Marché de l'immobilier
Financement du logement social en Catalogne : un prêt de 31M€ a été accordé par la banque de développement social pour l’Europe à Sostre Civic SCCL, une coopérative de logement social à but non lucratif, pour construire et rénover plus de 300 unités de logement social dans la région de Catalogne. Le programme, dont le coût total s’élève à 62M€ et qui est partiellement financé par des fonds de l’UE (13%), est le plus grand projet de logement coopératif en Espagne. Les bénéficiaires finaux seront les habitants de la Catalogne qui n’ont pas les moyens d’acheter ou de louer au prix du marché. Environ 25% des logements seront réservés à des personnes socialement et économiquement vulnérables. Ce prêt bénéficiera de la garantie partielle d’InvestEU.
Marché locatif : les loyers ont augmenté de 10,2% en moyenne au T3 en glissement annuel selon le principal portail immobilier Idealista mais ont baissé de 2,4% par rapport au T2. En glissement annuel, toutes les capitales de régions ont vu leur prix des loyers augmenter, les hausses les plus importantes ont été enregistrées à Palma (18,9%), Madrid (15,7%), Valence (15,4%), Alicante (13,9%) ainsi que Malaga (13,2%). Le prix moyen du m2 sur le territoire espagnol se situe à 13€.

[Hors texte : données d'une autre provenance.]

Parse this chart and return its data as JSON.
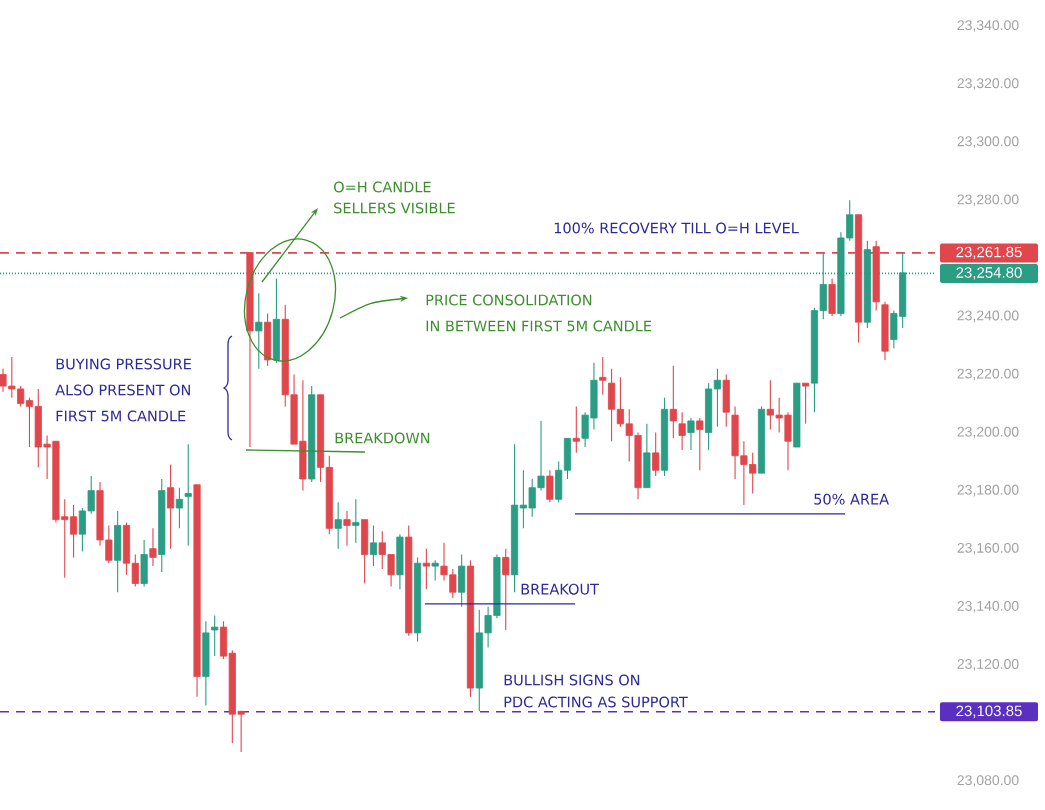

Marché immobilier : les prix de vente dans l’ancien ont enregistré une augmentation de 8,7 % en glissement annuel au cours du T3 2024 selon le principal portail immobilier Idealista. Selon le portail, le prix moyen du mètre carré en Espagne atteint 2 182€, la valeur la plus haute enregistrée. En glissement annuel, toutes les communautés autonomes ont vu leur prix augmenter, les hausses les plus importantes ont été enregistrées aux Canaries (+16,4%), la région de Madrid (+14,1%), les Baléares (13,1%), la Communauté Valencienne et la région de Murcie (12,7% chacune).